Coupa Software is a vendor selling a cloud-based spend management platform. What that means is that customers can gain both visibility and workflow management over the full lifecycle of their spending. Within large enterprises, that is not an insignificant task to perform.
If we look at the lifecycle of invoicing, organizations not only have to deal with the actual invoice receipt, authorization, and payment, but all the peripheral tasks. There's procurement, sourcing, specialist travel and expense management - all of these things get even more complicated within large and diverse organizations where employees are being given more autonomy over their roles.
Coupa was founded to leverage this increasing complexity and has seen success with over 500 customers in over 40 countries. Some of those customers are big names, including Sanofi, Salesforce.com, BNP Paribas North America, NEC, Royal Bank of Canada, Swiss Re, and Highmark Health. Coupa goes to prospects not only with the value proposition of increasing efficiency, but also with a promise that customers should be able to realize a return on their investment in the software with a few short months.
Coupa and its competitors are trying to achieve two objectives that are somewhat counter-intuitive. On the one hand, they're trying to ease the not-insignificant lag that exists within invoicing and payment processes. Essentially, Coupa is trying to help organizations acquire the resources they need as quickly as possible and then pay for those resources efficiently. On the other hand, however, organizations increasingly work in an environment where regulatory compliance is critical, therefore Coupa and its ilk need to ensure that the processes they automate cover the requirements of regulations.

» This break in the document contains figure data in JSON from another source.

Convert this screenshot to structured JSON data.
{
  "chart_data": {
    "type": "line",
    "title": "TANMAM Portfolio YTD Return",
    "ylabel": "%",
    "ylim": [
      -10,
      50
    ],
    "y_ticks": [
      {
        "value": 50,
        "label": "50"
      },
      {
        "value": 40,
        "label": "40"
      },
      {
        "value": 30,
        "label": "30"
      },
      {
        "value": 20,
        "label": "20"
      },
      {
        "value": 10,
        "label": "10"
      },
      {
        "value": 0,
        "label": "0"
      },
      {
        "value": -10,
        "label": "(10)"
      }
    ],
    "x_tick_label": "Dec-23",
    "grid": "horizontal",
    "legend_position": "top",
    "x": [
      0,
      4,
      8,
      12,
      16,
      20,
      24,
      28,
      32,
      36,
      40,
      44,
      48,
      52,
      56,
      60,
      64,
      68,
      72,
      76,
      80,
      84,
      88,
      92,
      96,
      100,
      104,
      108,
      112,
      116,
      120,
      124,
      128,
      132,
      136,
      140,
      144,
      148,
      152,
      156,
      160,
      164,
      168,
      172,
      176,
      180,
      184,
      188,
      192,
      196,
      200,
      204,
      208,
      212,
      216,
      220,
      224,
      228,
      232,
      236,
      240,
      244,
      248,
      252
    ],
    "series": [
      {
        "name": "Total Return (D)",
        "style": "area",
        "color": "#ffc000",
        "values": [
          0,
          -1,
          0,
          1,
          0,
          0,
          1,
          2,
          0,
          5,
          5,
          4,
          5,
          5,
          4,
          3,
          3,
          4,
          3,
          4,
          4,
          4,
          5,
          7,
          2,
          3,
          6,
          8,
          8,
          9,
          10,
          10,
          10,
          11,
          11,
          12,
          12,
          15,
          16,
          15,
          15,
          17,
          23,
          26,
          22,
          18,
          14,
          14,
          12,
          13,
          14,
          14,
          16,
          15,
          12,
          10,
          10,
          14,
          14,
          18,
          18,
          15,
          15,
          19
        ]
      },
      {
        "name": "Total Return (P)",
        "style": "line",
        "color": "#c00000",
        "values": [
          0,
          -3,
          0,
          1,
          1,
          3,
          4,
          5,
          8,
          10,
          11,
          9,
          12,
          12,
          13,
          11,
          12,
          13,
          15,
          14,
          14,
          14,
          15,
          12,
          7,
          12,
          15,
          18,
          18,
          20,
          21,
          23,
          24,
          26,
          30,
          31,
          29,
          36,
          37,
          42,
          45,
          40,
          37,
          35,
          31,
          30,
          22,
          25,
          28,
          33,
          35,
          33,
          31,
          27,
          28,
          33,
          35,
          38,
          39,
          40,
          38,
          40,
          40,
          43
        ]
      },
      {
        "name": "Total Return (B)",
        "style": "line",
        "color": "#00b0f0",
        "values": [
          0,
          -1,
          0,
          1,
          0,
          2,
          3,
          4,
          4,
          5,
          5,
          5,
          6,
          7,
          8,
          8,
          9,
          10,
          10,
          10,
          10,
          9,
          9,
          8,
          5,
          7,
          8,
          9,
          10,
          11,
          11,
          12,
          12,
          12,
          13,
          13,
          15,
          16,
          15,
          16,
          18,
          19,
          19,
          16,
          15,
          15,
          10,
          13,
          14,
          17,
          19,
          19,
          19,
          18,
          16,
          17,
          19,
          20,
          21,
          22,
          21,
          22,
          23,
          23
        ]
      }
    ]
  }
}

Coupa is building out its solution, and to help it with that task it is today announcing that it is acquiring InvoiceSmash, an Australian vendor involved with accounts payable and e-invoicing. The key functionality that InvoiceSmash brings to Coupa is its so-called closed-loop learning capabilities. What this means is that, once applied to the Coupa offering, InvoiceSmash will instantly convert emailed invoices from suppliers into the digital format required for the buyer's accounts payable process. Think of it as a modern take on EDI and you've pretty much got the picture.
As well as the data interchange aspects, InvocieSmash can also detect supplier invoice format changes, remember those changes, and create learned templates so that the system grows smarter after a new supplier invoice format appears.
"When we created InvoiceSmash we set out to transform how buyers handled their suppliers' invoices," InvoiceSmash founder Mark Burch said. "Core to our business model was the idea of allowing buyers and suppliers to do e-invoicing without needing system and process changes. By allowing our customers to use their existing invoicing processes we are able to achieve greater e-invoicing adoption rates."
Terms of the deal were not announced, but given that Coupa has raised close to $170 million dollars over seven funding rounds (including $80 million only a month ago), there would appear to be no real shortage of cash with which to have sealed the deal.
In terms of a timescale for integration, Coupa expects the additional capabilities from the InvoiceSmash technology to be made available to select customers by the end of 2015. As part of the acquisition, the InvoiceSmash team will also be joining Coupa.